Students creating traditional patterns of the Ainu people (the indigenous people of Hokkaido) by cutting paper. (Photo courtesy of Komaba Gakuen High School)

Students taking a tour of a facility in Shimokawa that makes a traditional Japanese New Year's decoration called kadomatsu. (Photo courtesy of Komaba Gakuen High School)

School Trips Abroad

Students enjoying the natural scenery of Hawaii and an exchange with a local school. (Photos courtesy of Fukuoka Prefectural Fukuoka Chuou High School)

Some schools do not just travel within Japan. They even hold school trips abroad. One high school in Fukuoka Prefecture on Japan's island of Kyushu had a school trip to the U.S. State of Hawaii. The students started preparations in Japan by making reservations in English for climbing Diamond Head and doing other activities in Hawaii. When they arrived, they split up into groups and received training on the environment and other topics, based on the plan that they had prepared. It was a really refreshing experience for the students to leave their regular classroom and experience the nature of Hawaii. There were also exchange events with local students too. The Japanese students used their foreign language skills to speak with people their own age abroad. This helped them open their eyes to the wider world.

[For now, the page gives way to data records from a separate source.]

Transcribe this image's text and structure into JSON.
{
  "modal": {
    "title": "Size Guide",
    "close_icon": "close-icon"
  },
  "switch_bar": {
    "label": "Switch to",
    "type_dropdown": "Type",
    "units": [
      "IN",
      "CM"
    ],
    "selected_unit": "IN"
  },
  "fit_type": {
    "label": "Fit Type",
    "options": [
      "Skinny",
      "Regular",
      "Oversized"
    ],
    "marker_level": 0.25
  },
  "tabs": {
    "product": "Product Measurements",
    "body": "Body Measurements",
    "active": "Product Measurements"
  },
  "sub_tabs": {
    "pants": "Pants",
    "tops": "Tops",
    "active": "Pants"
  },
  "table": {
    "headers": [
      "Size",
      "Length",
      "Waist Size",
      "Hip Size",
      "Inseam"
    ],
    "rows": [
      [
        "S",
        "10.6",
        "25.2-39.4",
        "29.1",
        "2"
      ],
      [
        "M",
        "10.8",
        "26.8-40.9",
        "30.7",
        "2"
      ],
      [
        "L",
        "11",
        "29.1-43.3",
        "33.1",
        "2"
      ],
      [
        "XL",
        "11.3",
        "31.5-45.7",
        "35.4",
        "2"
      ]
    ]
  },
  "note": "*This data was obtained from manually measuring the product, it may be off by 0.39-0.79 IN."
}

Left: Students taking a photo in front of a statue of King Kamehameha. Right: Students enjoying a traditional Japanese game together at an exchange meeting in Waipahu High School, Hawaii. (Photos courtesy of Fukuoka Prefectural Fukuoka Chuou High School)

Through study camps and school trips, Japanese school students learn new things through experiences that are different from their usual classes. This lets them see society from new perspectives and helps them create great school memories with their friends, which gets them ready for later life.